Koszykarze Polskiego Cukru Start Lublin przegrali z Górnikiem Zamek Książ Wałbrzych 84:93 w meczu 3. kolejki ekstraklasy.
Rozczarowanie kibiców, bowiem Start przegrał i to w nie najlepszym stylu. Po pierwszej kwarcie lubelska drużyna wprawdzie prowadziła 31:26, ale potem inicjatywa należała już do gości, którzy utrzymywali kilkupunktową przewagę. W ostatniej kwarcie, na minutę i dwadzieścia pięć sekund przed zakończeniem rywalizacji, lubelski zespół zdołał zmniejszyć różnice do dwóch punktów, ale ostatnie sekundy meczu zdecydowanie należały do gości.
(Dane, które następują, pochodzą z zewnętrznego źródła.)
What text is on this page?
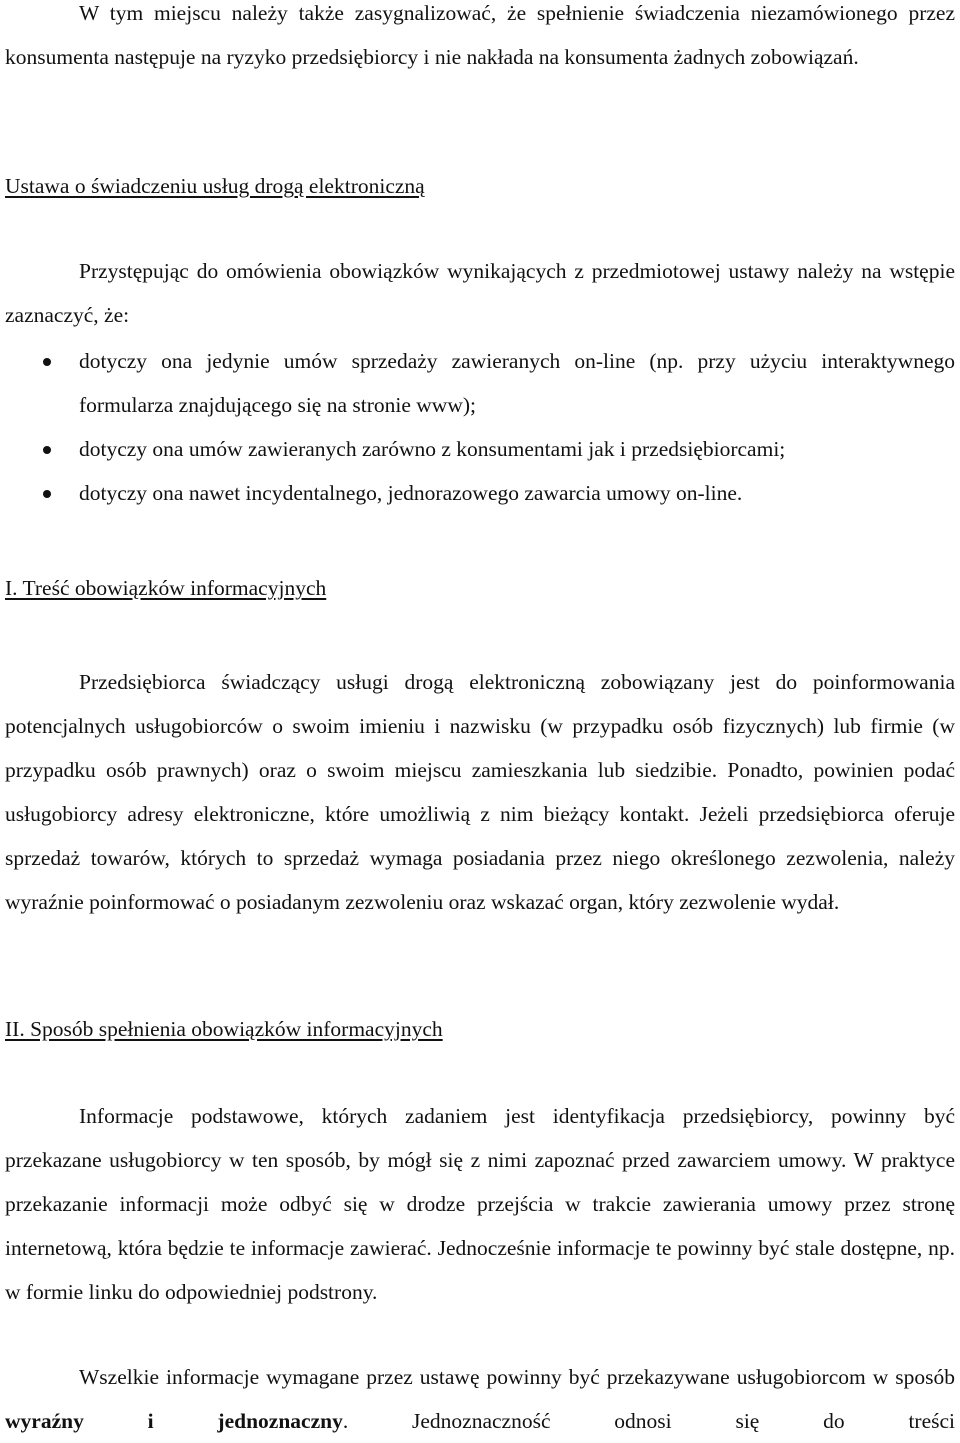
W tym miejscu należy także zasygnalizować, że spełnienie świadczenia niezamówionego przez konsumenta następuje na ryzyko przedsiębiorcy i nie nakłada na konsumenta żadnych zobowiązań.

Ustawa o świadczeniu usług drogą elektroniczną

Przystępując do omówienia obowiązków wynikających z przedmiotowej ustawy należy na wstępie zaznaczyć, że:

dotyczy ona jedynie umów sprzedaży zawieranych on-line (np. przy użyciu interaktywnego formularza znajdującego się na stronie www);
dotyczy ona umów zawieranych zarówno z konsumentami jak i przedsiębiorcami;
dotyczy ona nawet incydentalnego, jednorazowego zawarcia umowy on-line.
I. Treść obowiązków informacyjnych

Przedsiębiorca świadczący usługi drogą elektroniczną zobowiązany jest do poinformowania potencjalnych usługobiorców o swoim imieniu i nazwisku (w przypadku osób fizycznych) lub firmie (w przypadku osób prawnych) oraz o swoim miejscu zamieszkania lub siedzibie. Ponadto, powinien podać usługobiorcy adresy elektroniczne, które umożliwią z nim bieżący kontakt. Jeżeli przedsiębiorca oferuje sprzedaż towarów, których to sprzedaż wymaga posiadania przez niego określonego zezwolenia, należy wyraźnie poinformować o posiadanym zezwoleniu oraz wskazać organ, który zezwolenie wydał.

II. Sposób spełnienia obowiązków informacyjnych

Informacje podstawowe, których zadaniem jest identyfikacja przedsiębiorcy, powinny być przekazane usługobiorcy w ten sposób, by mógł się z nimi zapoznać przed zawarciem umowy. W praktyce przekazanie informacji może odbyć się w drodze przejścia w trakcie zawierania umowy przez stronę internetową, która będzie te informacje zawierać. Jednocześnie informacje te powinny być stale dostępne, np. w formie linku do odpowiedniej podstrony.

Wszelkie informacje wymagane przez ustawę powinny być przekazywane usługobiorcom w sposób wyraźny i jednoznaczny. Jednoznaczność odnosi się do treści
CZYTAJ: Małgorzata Hołub-Kowalik zostanie wyróżniona podczas gali Złote Kolce
Tak o przyczynach niepowodzenia mówił Roman Szymański:
– Bardzo źle graliśmy w obronie. Straciliśmy 93 punkty. Jest to niedopuszczalne. U siebie kolejny taki mecz. Bez poprawy obrony nie odniesiemy zwycięstwa w tej lidze, bez dodatkowego zaangażowania każdego zawodnika. W tej lidze nie ma słabych przeciwników. Na każdy mecz trzeba wyjść koncentrowanym w stu procentach. Dzisiaj niestety nie pokazaliśmy nic szczególnego w obronie.
Najwięcej punktów dla gospodarzy zdobyli: Ousmane Drame 23, Courtney Ramey 14 i Emmanuel Lecomte 13.
Drugi mecz przegrany z rzędu, druga porażka na własnym boisku. Polski Cukier Start Lublin – Górnik Zamek Książ Wałbrzych 84:93.
W następnym meczu Start 24 października zmierzy się na wyjeździe z GTK Gliwice.